For many datatypes, Lab is proposing the use of particular datatype .Flavors. which are named
constraints on datatypes. These Flavors are generally referenced directly within the pCLMN
specification. There is presently discussion within HL7 about how to represent in an instance what
Flavour of a datatype is in use (as a parallel to xsi:type which identifies the international datatype in use).
This mechanism will be used within Lab instances once defined and approved at the international level.

The mechanism for for flavours is the attribute "SpecalizationType" which shows the flavour, such as "II.PUBLIC" as a concrete type derived from the abstract "II" type.

Friday, September 26, 2008

How the HL7 tooling works

"Empty" 'required' associations collapse into mandatory booleans in the Word view. The presence of the association constitutes true, the absence constitutes false. The business intention is a boolean that indicates whether the issue will be stored or not. However in HL7, this is represented by the presence or absence of an association.

Wednesday, September 24, 2008

Notification messages in V3

Do notifications require an application response?
The storyboards show notifications having a response, but in fact notifications never have a receiver responsibility. It falls to transport whether you need to issue and accept acknowledgments.

Friday, September 5, 2008

MIF Schemas

The MIF files that have been published historically are MIF 1.1.

MIF 1.1 release hasn't been published for quite some time and there have been fixes to MIF 1.1 in the last 3 years. To see the most recent, you'll need to go to the source control tab to grab the most current schemas.

2.1.2 is the most current release of MIF 2. It's what is/will be used with the Instance Editor and which other tools are migrating to use. If you're building tools, I'd recommend using that release.

- From Lloyd M

Sending Fixed values – comment by Jean Duteau

In Nunavut, where they have high latency issues due to being a satellite network for internet, (and I would assume that Newfoundland might have some of these issues), the jurisdictional apps might decide that leaving out the fixed fields is a good way to reduce the size of the messages. So they might come to agreement with their POS vendors that none of them will send nor validate the fixed fields.

 
 

So I think the best we can do is the rules that I stated earlier:

 
 

Transmitters should send fixed fields for greatest compatibility.

Receivers must not error if a fixed field is not sent.

Receivers must error if a fixed field is sent and is not correct.

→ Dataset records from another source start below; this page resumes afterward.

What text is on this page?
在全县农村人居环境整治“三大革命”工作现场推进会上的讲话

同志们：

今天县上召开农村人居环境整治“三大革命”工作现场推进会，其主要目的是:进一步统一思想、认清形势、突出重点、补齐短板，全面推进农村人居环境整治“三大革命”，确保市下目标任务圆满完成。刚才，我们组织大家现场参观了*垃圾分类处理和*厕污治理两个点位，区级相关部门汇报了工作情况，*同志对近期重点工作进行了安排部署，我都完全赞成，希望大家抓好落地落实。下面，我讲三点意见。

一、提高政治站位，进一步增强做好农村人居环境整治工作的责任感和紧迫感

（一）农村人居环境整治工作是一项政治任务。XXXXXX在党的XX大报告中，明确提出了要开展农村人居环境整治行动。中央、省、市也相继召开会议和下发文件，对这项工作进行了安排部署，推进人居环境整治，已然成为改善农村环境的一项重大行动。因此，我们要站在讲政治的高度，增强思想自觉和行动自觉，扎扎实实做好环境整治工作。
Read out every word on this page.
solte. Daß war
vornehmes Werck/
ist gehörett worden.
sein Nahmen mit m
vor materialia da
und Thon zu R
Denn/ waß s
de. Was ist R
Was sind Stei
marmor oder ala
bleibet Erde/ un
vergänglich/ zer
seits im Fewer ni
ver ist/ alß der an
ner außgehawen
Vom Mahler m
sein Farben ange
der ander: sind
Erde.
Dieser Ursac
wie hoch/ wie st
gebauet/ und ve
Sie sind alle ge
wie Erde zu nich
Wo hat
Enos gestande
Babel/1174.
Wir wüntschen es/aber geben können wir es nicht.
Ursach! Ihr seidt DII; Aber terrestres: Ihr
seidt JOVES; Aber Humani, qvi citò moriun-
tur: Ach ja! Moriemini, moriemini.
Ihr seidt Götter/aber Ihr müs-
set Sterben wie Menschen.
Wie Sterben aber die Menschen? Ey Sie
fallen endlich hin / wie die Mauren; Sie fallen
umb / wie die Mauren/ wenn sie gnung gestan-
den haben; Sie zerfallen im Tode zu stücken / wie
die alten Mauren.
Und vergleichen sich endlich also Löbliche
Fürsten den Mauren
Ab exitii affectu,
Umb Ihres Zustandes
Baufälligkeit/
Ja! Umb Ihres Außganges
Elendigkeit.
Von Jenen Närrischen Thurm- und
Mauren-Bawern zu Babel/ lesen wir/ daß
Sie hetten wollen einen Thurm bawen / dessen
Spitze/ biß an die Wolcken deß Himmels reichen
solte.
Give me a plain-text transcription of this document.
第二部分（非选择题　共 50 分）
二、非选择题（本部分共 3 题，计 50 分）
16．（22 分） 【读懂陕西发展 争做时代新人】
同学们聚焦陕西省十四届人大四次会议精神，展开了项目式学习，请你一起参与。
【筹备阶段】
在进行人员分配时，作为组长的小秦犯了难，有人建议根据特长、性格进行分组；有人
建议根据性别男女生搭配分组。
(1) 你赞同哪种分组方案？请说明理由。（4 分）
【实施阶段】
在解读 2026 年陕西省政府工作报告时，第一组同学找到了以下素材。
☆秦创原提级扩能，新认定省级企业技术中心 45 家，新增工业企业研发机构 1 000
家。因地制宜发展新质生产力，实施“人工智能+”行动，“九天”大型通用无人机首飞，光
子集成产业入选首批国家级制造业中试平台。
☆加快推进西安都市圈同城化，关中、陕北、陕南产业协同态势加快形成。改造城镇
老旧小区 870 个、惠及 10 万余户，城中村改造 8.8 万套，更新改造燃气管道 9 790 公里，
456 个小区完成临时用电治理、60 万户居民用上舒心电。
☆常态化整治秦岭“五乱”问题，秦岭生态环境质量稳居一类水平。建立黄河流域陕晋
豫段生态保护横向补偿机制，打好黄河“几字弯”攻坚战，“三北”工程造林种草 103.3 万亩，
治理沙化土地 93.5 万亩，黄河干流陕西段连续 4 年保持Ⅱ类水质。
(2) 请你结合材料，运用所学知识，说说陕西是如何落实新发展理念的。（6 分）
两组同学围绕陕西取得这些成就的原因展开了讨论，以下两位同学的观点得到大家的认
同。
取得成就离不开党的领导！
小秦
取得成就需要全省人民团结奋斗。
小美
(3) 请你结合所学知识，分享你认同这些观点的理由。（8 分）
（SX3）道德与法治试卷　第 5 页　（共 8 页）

Transmitter and Receivers are allowed to agree on a fixed field policy that is different than above, if circumstances warrant.

 
 

Jean Duteau

Monday, September 1, 2008

A note on Z segments

Z-segments are site specific segments defined by a vendor or implementation to include information that is not otherwise included in the messages being used or, in some cases, to replace existing information in a more desirable format or structure. These segments can only be understood by other systems with a detailed implementation guide for the site or system where they were created.